In contrast, some patients exhibit the CYP2D6 poor metabolizer phenotype and do not convert tramadol to the active M1 metabolite sufficiently to benefit from the analgesic effect of the drug (see Overview under Interactions). The prevalence of this CYP2D6 phenotype is about 5-10 percent in Caucasians and 1 percent of Asians.
Hepatic Impairment: The pharmacokinetics and tolerability of ULTRACET in patients with impaired hepatic function has not been studied. Since tramadol and paracetamol are both extensively metabolized by the liver, the use of ULTRACET in patients with hepatic impairment is not recommended (see Contraindications; Hepatic under Precautions).
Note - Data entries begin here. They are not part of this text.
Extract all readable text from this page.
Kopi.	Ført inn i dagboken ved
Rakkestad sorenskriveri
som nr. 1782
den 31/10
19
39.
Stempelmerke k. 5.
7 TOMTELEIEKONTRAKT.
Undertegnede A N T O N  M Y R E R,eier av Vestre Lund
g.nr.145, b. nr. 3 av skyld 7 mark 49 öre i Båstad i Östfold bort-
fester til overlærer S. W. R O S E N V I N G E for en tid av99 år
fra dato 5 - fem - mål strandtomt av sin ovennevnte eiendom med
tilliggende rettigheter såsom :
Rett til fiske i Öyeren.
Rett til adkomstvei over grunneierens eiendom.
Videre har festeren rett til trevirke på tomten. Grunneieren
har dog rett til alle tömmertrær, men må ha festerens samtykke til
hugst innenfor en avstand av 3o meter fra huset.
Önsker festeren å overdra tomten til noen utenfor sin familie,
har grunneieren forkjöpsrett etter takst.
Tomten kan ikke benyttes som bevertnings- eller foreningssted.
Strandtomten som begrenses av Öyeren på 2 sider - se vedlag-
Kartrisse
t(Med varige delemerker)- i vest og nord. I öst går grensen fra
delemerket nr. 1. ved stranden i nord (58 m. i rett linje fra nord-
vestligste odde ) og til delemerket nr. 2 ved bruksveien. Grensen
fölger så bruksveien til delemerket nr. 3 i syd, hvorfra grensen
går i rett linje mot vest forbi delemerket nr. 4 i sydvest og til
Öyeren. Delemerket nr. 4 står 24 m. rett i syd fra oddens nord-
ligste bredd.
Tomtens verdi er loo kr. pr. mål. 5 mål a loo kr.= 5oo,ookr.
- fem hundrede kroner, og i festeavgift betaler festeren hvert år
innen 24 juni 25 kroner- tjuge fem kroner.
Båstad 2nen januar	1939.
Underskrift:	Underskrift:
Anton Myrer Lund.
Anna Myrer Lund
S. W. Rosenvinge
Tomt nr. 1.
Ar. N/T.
Renal Impairment: The pharmacokinetics of ULTRACET in patients with renal impairment have not been studied. Based on studies using tramadol alone, excretion of tramadol and metabolite M1 is reduced in patients with creatinine clearance of less than 30 mL/min. The total amount of tramadol and M1 removed during a 4-hour dialysis period is less than 7% of the administered dose based on studies using tramadol alone. ULTRACET is contraindicated in patients with severe renal impairment (see Contraindications; Renal under Precautions).